春のきざしが色濃くなってきた今日この頃、わんこにとっても外遊びが楽しい季節になって来ましたね。
そうすると気になるのがノミ・ダニ予防についてですが、特にフロントラインをはじめとするノミ・ダニ駆除薬の安全性についてのご相談もちらほらお受けするのもこの時期だったりします。
実は今朝がたもボストンテリアの飼い主さんからご相談のお電話がありましたので、筆者原田の見解を少し書きたいと思います。
アレルギーと診断された子をよくよく調べてみると・・・
以前このような事がありました。
あるボストンテリアの飼い主さんからのご相談です。
今まで特に何か病気になる事もなかった元気な子だったのですが、ある日突然皮膚に湿疹のようなものが複数発生しました。
その時は、獣医さんはアレルギーだろうという事でステロイドを処方、一旦は治まったのですが、その後定期的に発症するようになったとの事。
獣医さんは「体質ですから」と、お決まりの逃げ口上で実は原因がよく分らないというお悩みだったんですね。
今まで健康優良児だった子ですから当然原因があるわけです。
そこで、ひとつずつ原因となりそうなものをヒアリングいたしました。食事やシャンプー、果てはストレスまで・・・
で、最終的にフロントラインを使用してしばらく経つと発症する事が分かりました。
実は飼い主さんも薄々疑っていたわけですが、獣医さんからはあっさり否定されていたんですね。
まぁ、獣医さんも自分で処方したものに原因があるとはなかなか言えなかったのでしょう。
もっとも、フロントラインの副作用と断定する化学的根拠はありませんのでここでは状況だけをお伝えしますが、結果としてフロントラインの使用をやめてもらったところ、その後同様の発症は無くなったとの事です。
本当は怖い?農薬に使われている成分
私はそれ以来、お客様をはじめとした飼い主さんにはノミ・ダニ駆除薬はおすすめしていないのですが、その理由は単にこういう事例があったからだけではないのです。
よく言われているのは、フロントラインに含まれているフィプロニルという薬品ですね。
フィプロニルというのは広く農薬として使用されている成分で、その特徴として持続性が高い(残留性が高い)という事があげられます。

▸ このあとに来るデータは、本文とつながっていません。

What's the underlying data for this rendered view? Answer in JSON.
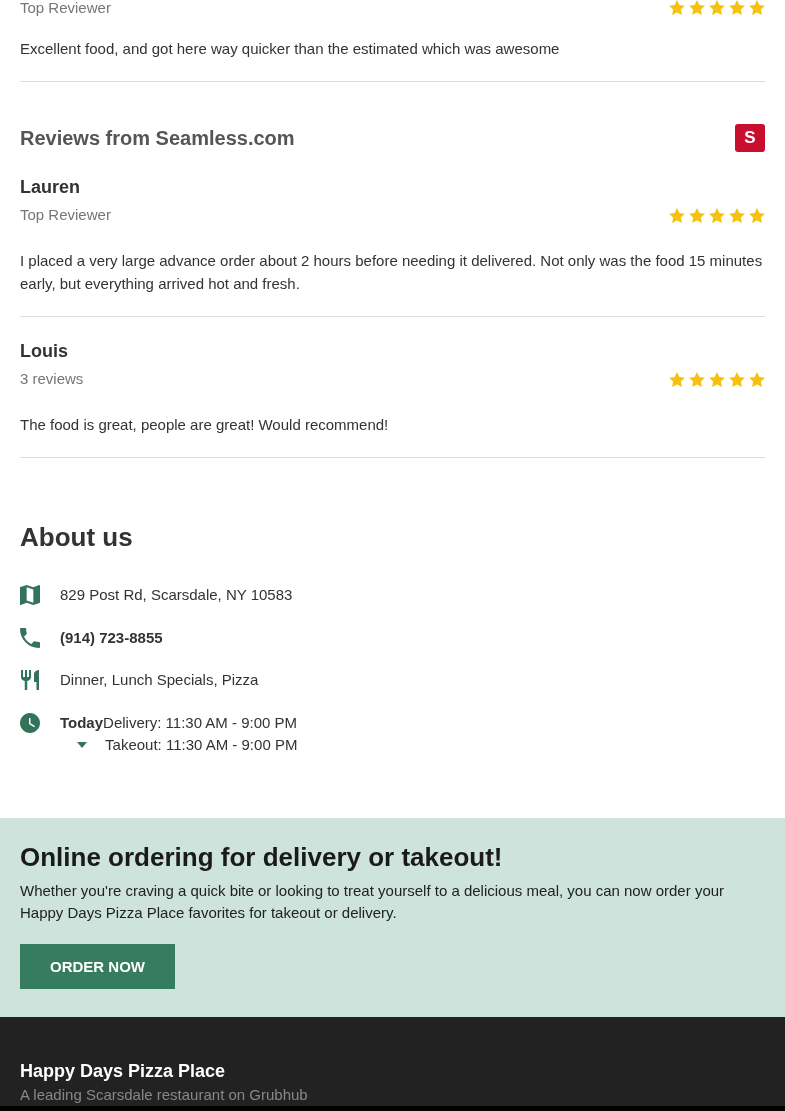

おそらくそれによってフロントラインの効果も1か月ほど続くのだと思いますが、欧州ではフィプロニルを使った農薬は持続性が高いためにミツバチの大量死につながるとしてEU加盟国の中では一部使用の禁止がなされている薬剤でもあるのです。
まぁ、難しい事を書き連ねても余計に分かりづらくなるのでここでは割愛しますが、単純に私などはフロントラインのホームページに書かれている使用上の注意を見て「こりゃダメだ」と判断したわけです。
その内容とは?
そのまま転記するのはいろいろ問題があると思うのでかいつまんで書きますと、
【使用者(人間)に対する注意】
・直接手でさわらない事
・投与部位は完全に乾くまでさわらない事
・皮膚に内用液が付着した場合、一過性の皮膚反応が起こる事があるので必ず洗い流す事
など
人が直接手でさわれない物を同じ動物である犬の皮膚に使うのか?
という事ですね。
もっともホームページ上にはちゃんと犬に対する皮膚疾患などの副作用も明記されていますので、いちおう製薬会社としての義務は果たしているという事でしょうか。
じゃあ、ノミ・ダニの予防はどうすればいいの?
確かに、単純なノミ・ダニ駆除という効果だけを見ればフロントライン等の薬剤はかなり優秀です。
ですので、本当に緊急を要する場合や、ノミ・ダニ駆除が最優先される状況下では必要だと思います。
でも、圧倒的に多いのは「予防」という観点からの使用だと思います。単なる予防だけならここまで副作用等のリスクを冒すのもちょっと違うような気がしますよね。
そこで、じゃあどうするればいいの?
という事なのですが、外遊びの間だけという割り切りでしたら、天然のハーブ等を使った虫よけスプレーでもそれなりに効果はあります。
また、帰宅後にはきちんとブラッシングをしてあげる事で、ノミなどはある程度落ちますし、マダニがくっついていたりしても発見できますよね。
それでも心配なら、以前紹介したヒバ油の沐浴もおすすめです。
少し手間はかかるかもしれませんが、劇薬に頼らなくても出来る事はたくさんありますよね。
皮膚疾患やアレルギー防止のためのノミ・ダニ駆除が逆に皮膚疾患をまねいてしまったら、ほんと、なんのこっちゃですからね。
効果のある薬品ほど副作用もあるという認識のもと、慎重に考えてあげたいものです。